I agree partially. Indeed in some use-cases a physical system may contain several system_id inside, and it may be seen as a single logical system (i.e. the organisation). But what if a physical system (a ‘server’) is used as multi-tenant, where each tenant has his own system_id, and you would like to either query in specific system, or only query across systems? In this case a ‘system’ would act as parent container for EHRs.
I’m curios @chunlan.ma why should then not be considered in AQL. Also, what would be the ‘parent’ container if you would use AQL to query in Demographic RM side for PARTY - as it is certainly not the EHR (you cannot SELECT ... FROM EHR ... CONTAINS PERSON ...) ?
It may seem unrelated to original question on this topic, but I think we miss in openEHR the concept of a higher SYSTEM class, and we only use here and there an obscure ‘system_id’ attribute, which we have can hardly regulate.

1 Like

I would argue that this is always what a ‘system’ is for the purposes of openEHR. The actual system, i.e. servers in the data centre that act as a logical substrate (DB, security etc) for all contained tenants is not a ‘system’ from the EHR point of view, it’s infrastructure. Hence my suggestion that we equate ‘system’ in the openEHR sense to EHR repository of an organisation.

Agree.

1 Like

Would be very interesting to know some of the difficulties you had on the journey.

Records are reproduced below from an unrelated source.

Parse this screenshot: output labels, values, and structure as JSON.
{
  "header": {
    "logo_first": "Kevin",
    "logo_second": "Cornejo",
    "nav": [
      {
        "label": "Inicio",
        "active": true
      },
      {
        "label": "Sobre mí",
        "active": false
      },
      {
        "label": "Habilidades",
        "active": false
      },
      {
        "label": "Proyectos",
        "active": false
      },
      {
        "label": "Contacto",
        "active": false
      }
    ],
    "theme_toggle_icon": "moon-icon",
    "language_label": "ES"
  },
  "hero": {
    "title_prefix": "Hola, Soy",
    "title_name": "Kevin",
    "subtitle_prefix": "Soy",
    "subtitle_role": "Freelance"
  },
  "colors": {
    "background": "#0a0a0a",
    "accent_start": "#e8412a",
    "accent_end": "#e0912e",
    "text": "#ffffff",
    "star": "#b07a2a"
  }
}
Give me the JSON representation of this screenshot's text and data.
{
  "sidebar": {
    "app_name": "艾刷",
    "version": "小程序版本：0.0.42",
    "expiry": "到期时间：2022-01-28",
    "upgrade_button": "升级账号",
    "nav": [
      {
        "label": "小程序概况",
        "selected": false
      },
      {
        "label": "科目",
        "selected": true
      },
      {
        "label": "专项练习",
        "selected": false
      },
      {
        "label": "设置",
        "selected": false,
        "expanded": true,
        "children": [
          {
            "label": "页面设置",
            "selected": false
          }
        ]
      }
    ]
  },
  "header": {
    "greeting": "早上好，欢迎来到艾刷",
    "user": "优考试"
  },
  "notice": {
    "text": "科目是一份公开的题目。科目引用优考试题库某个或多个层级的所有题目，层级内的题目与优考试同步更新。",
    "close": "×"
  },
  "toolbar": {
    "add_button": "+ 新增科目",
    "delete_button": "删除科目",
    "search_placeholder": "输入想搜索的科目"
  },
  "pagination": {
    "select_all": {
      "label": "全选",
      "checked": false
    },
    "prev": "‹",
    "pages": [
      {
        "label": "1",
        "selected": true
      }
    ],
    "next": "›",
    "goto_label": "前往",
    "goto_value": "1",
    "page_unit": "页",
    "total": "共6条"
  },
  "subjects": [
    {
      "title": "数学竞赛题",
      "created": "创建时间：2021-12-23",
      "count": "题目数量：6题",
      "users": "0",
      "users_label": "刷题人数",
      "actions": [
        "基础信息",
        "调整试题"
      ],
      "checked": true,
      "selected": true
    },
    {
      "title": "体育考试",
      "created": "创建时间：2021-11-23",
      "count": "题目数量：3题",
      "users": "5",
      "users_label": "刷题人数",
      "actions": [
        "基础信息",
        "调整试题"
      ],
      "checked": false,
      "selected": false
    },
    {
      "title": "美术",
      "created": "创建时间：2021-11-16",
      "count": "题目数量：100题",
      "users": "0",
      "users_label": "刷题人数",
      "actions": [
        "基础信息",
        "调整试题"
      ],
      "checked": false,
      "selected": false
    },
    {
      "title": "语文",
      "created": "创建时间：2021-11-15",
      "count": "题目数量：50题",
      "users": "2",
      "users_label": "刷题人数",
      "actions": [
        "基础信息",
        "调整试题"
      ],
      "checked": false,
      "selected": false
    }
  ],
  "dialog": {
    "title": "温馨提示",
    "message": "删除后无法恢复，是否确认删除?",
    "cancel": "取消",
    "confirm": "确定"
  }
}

This is a very interesting question, especially thinking of including demographic data as part of the system. In theory, I agree that patient’s demographic information and EHR data should be part of the system (regardless of the individual design).
AQL is a language driven by archetypes. My initial thought is that AQL is used for querying EHR data, that’s why the root class is EHR. OpenEHR doesn’t have a System class anyway. If you do want to specify the system id in AQL, it can be easily done by:

FROM EHR e[system_id=‘xxx’], or

FROM EHR e
WHERE e/system_id=‘xxx’

I can see the benefits of including system_id criteria as part of the AQL in some situations, such as the scenario you mentioned.

Indeed, and the openEHR Demographic side is also driven by archetypes, some old v0 still present on CKM. I don’t see any issue with AQL side on this aspect.

This is what I am debating about. I don’t think EHR should be the root-class, but a SYSTEM class, which we don’t have right now.

Yes indeed, that should work. But I was up for the other one with a system, also because I would like to query for PARTY objects. A while ago I tried to write a sketch on how should it be - see https://openehr.atlassian.net/wiki/spaces/spec/pages/1916796933/Demographic+RM+usage.

I.e. a ‘virtual EHR system’ concept not just a ‘virtual EHR’ concept. We should definitely talk about it.

1 Like

Perhaps we should use/start a separate thread for the discussion about a top ‘SYSTEM’ hierarchy level that includes both EHR and Demographic/Registry parts? That thread could also discuss the suitability/problems of using AQL for querying meshes/graphs rather than trees. Perhaps some Archetype-based sytactic sugar on top of GQL (AGQL?) and sugar-resolving query preprocessing would do the trick…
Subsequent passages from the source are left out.